Pablo Da Silveira
En un mundo donde los gobiernos toman decisiones que afectan a millones y donde casi todas las iniciativas son ejecutadas por grandes burocracias, los ciudadanos corren el riesgo de quedar reducidos a la insignificancia. No alcanza con otorgar garantías formales para que todos puedan ejercer sus libertades. Puede ocurrir que un ciudadano esté protegido por una larga lista de derechos y al mismo tiempo esté permanentemente sometido a decisiones que toman otros.
Dar poder a los ciudadanos (según un anglicismo atroz, "empoderarlos") es una manera de combatir este peligro. La idea es proporcionarles armas para que recuperen cierta capacidad de control sobre sus propias vidas y puedan tener más influencia sobre las decisiones colectivas. Una opinión extendida sostiene que los diseños institucionales participativos contribuyen a este objetivo. Según esta visión, la mejor manera de evitar, por ejemplo, que las instituciones educativas se vuelvan insensibles a las necesidades y deseos de la gente, consiste en crear espacios de participación donde se encuentren los padres, los docentes y los alumnos. Pero esta idea no resiste un análisis cuidadoso.

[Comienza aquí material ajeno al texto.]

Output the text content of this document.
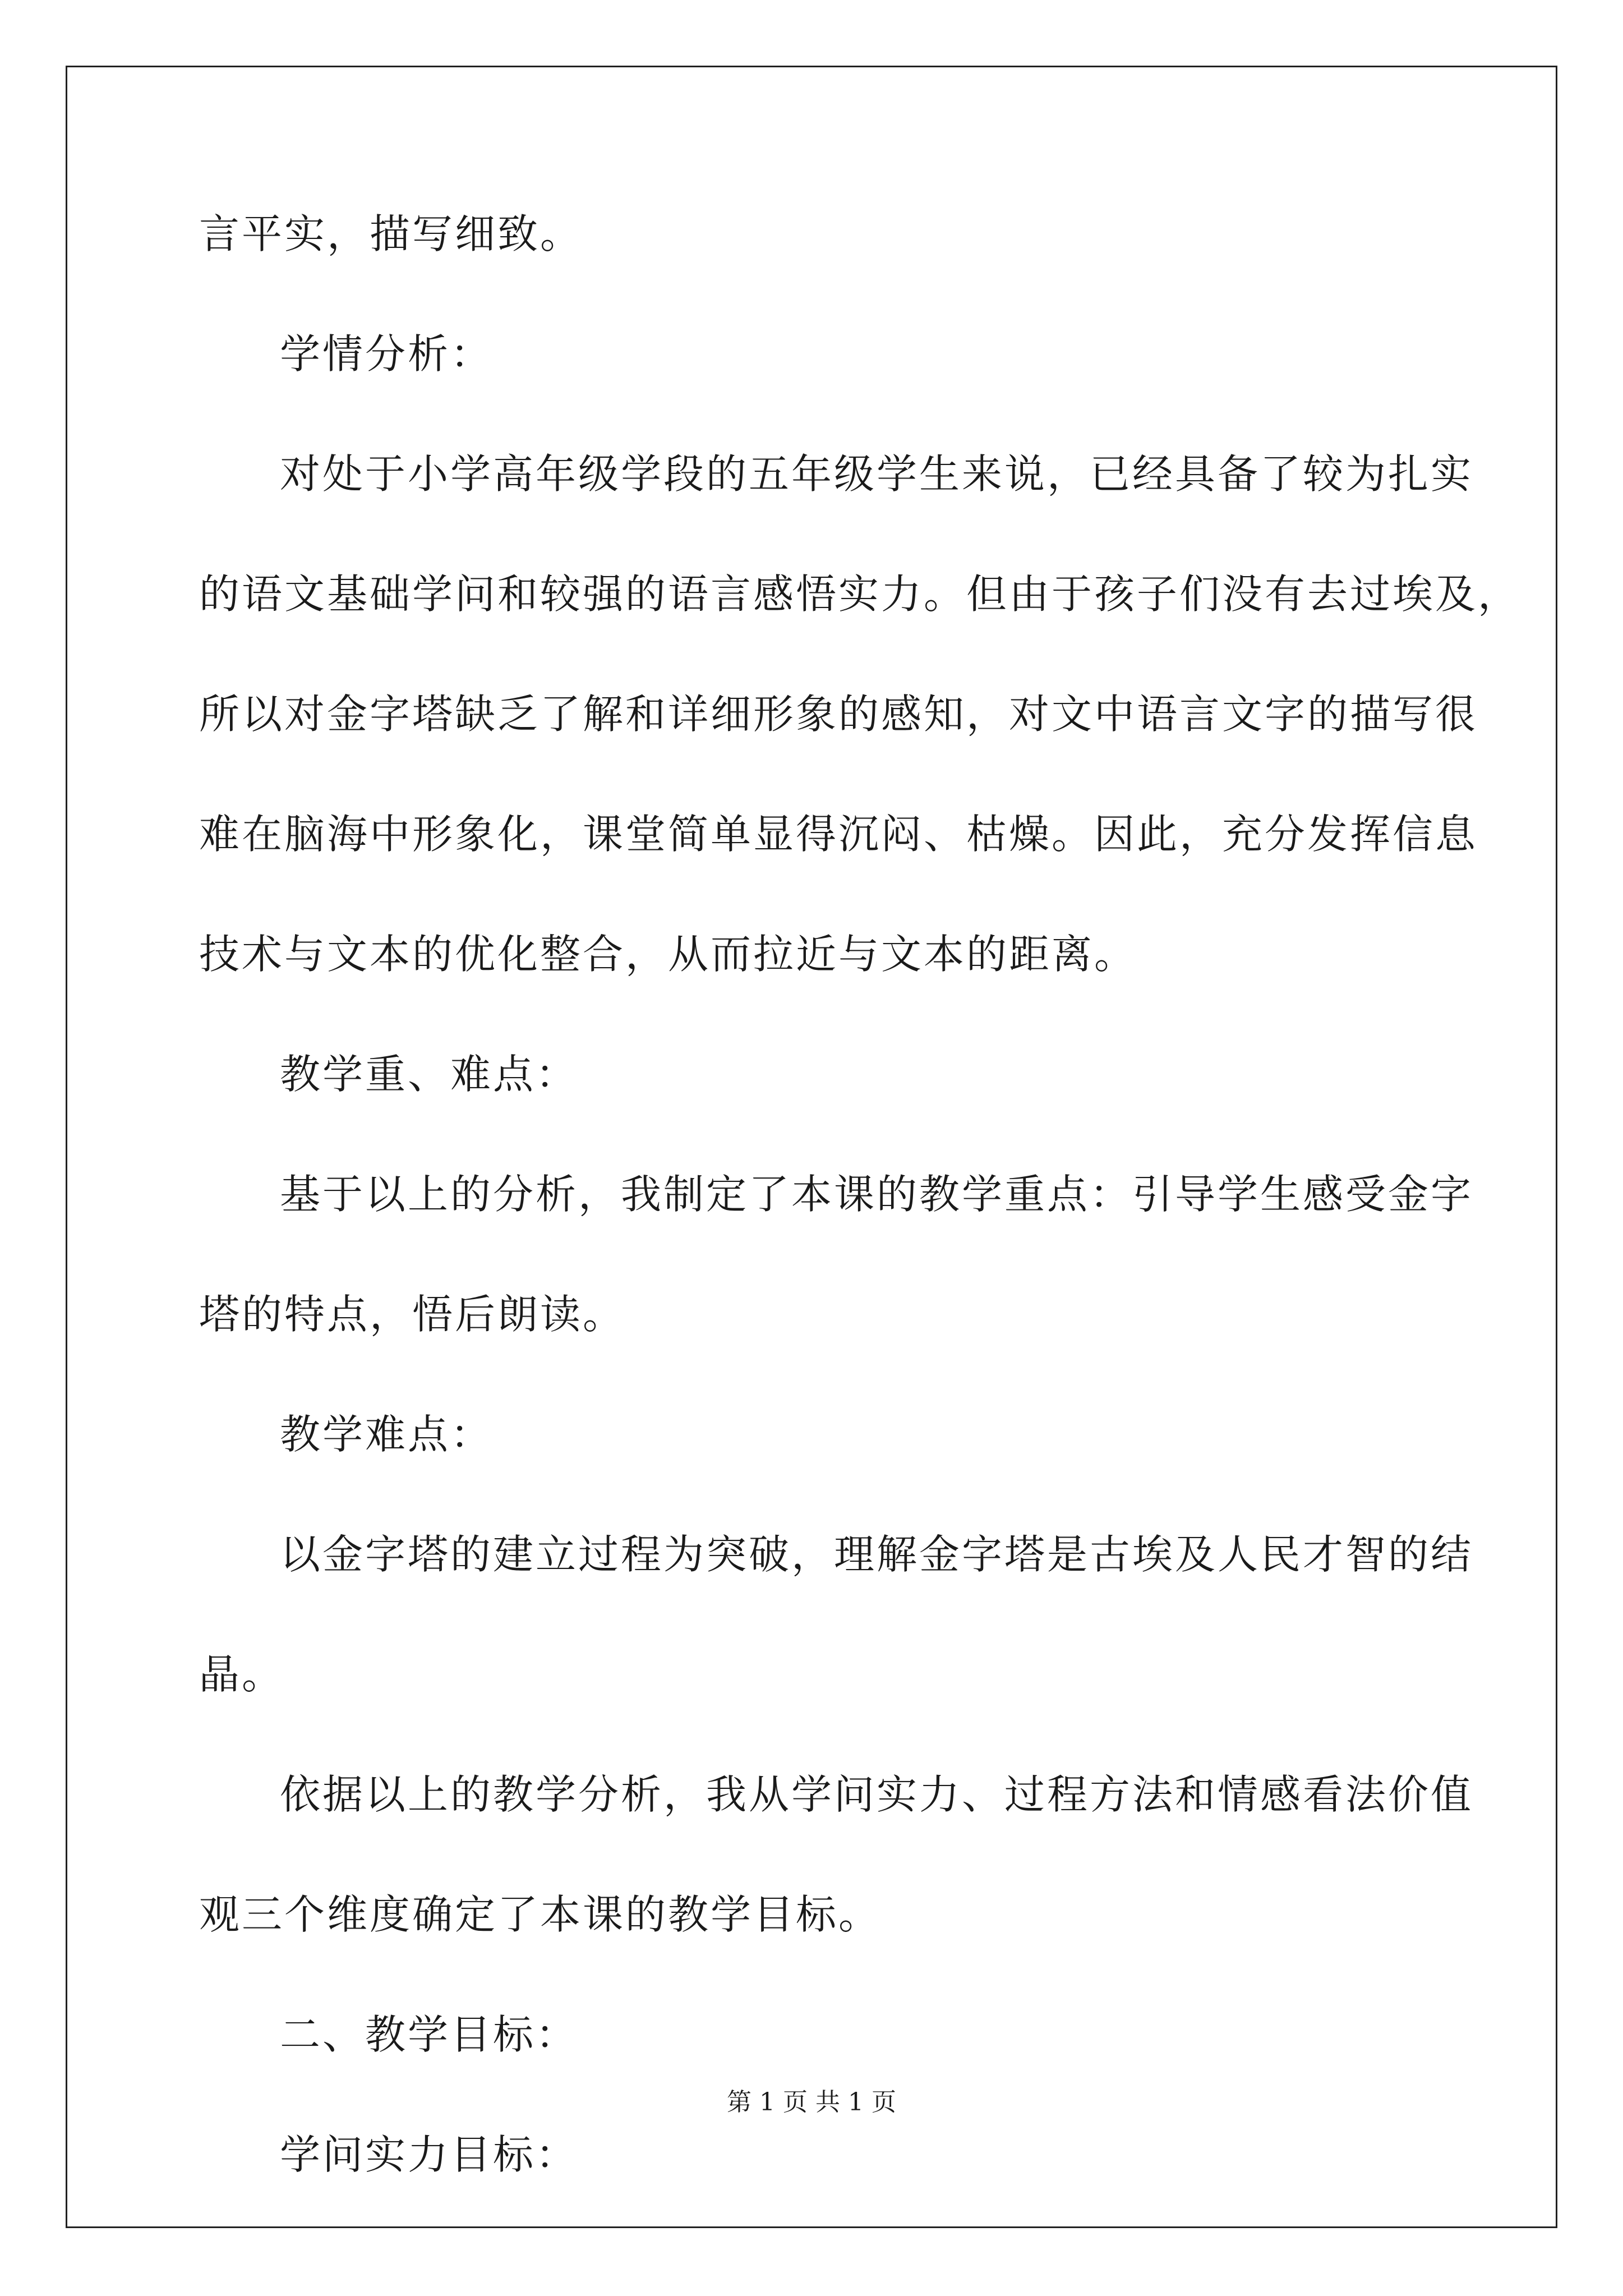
言平实，描写细致。
学情分析：
对处于小学高年级学段的五年级学生来说，已经具备了较为扎实
的语文基础学问和较强的语言感悟实力。但由于孩子们没有去过埃及，
所以对金字塔缺乏了解和详细形象的感知，对文中语言文字的描写很
难在脑海中形象化，课堂简单显得沉闷、枯燥。因此，充分发挥信息
技术与文本的优化整合，从而拉近与文本的距离。
教学重、难点：
基于以上的分析，我制定了本课的教学重点：引导学生感受金字
塔的特点，悟后朗读。
教学难点：
以金字塔的建立过程为突破，理解金字塔是古埃及人民才智的结
晶。
依据以上的教学分析，我从学问实力、过程方法和情感看法价值
观三个维度确定了本课的教学目标。
二、教学目标：
学问实力目标：
第 1 页 共 1 页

Imaginemos un padre que está insatisfecho con lo que ocurre en el liceo al que va su hijo. Si debe seguir el camino participativo, sólo podrá generar cambios en la medida en que convenza a los demás padres, a los docentes y alumnos. Esto plantea ante todo un problema en términos de libertad: si ese padre no consigue convencer al resto, deberá renunciar a lo que considera lo mejor para su hijo. ¿Qué derecho tiene la mayoría para imponerle algo semejante? ¿Qué derecho tiene, en particular, una mayoría local, ya que puede ocurrir que ese padre esté en minoría en ese instituto pero en mayoría a escala de la sociedad?
Supongamos ahora que ese padre tiene éxito en convencer al resto. Aun así, el debate insumirá largos meses y el proceso de construcción de acuerdos será trabajoso. Como resultado, la instalación de los cambios consumirá buena parte de los seis años que (con suerte) su hijo pasará en el liceo.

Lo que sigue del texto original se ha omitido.